At 2:48 pm documentation by a physical therapist (PT) indicated, Patient #1 was very confused, agitated and cried out in pain when the right lower leg was moved the slightest (1-day post-operative). Attempted to transfer him to the chair, with the nurse's assistance, but unsuccessful due to confusion and pain. Registered nurse made aware of pain and confusion. However, the next nursing documentation at 3:04 pm did not reveal any information related to PT assessment or any intervention to address patients condition.

-- During interview with Staff F (Vice President of Clinical Services) on 11/29/17 at 10:30 am, he/she acknowledged these findings.

CONTENT OF RECORD

Tag No.: A0449

Based on findings from medical record (MR) review and interview, in 1 of 10 medical records MRs (Patient #1) the physician did not document an assessment of the patient after the rapid response team (RRT) had been called to evaluate a change in the patient's condition. This could lead to untoward patient outcomes.

Findings include:

-- Per review of Patient #1's MR on 8/17/17, Staff A (RN) documented "at 2:05 am Patient #1 displayed seizure activity." Diagnostic testing was subsequently performed.
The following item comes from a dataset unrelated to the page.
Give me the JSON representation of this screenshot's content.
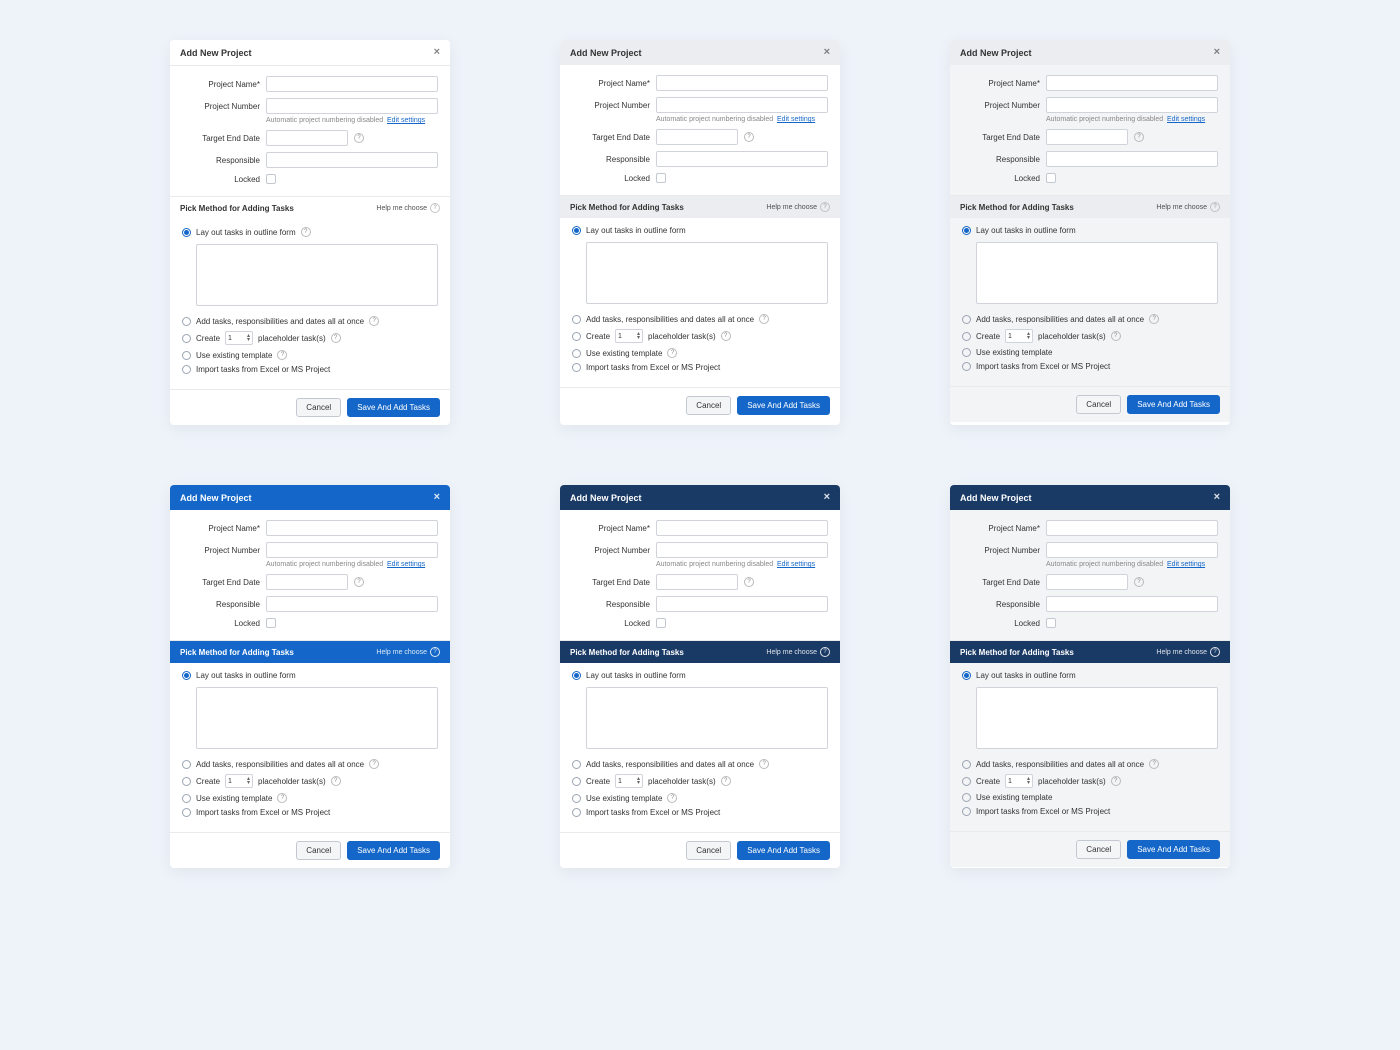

There was no documentation in the MR indicating Staff K (physician) had responded to the RRT call or documentation by Staff K indicating an evaluation of this patient had been performed.

-- During interview of Staff K on 11/16/17 at 5:00 pm, he/she indicated Patient #1 was evaluated and the chest x-ray indicated a pneumonia, therefore he was started on antibiotics. He/she felt the patient was stable and did not need to be transferred to the Intensive Care Unit. Staff K indicated he/she gave report to the oncoming hospitalist at the change of shift and he/she does not always document in the MR. He/she indicated if a procedure was performed on a patient then it would be documented.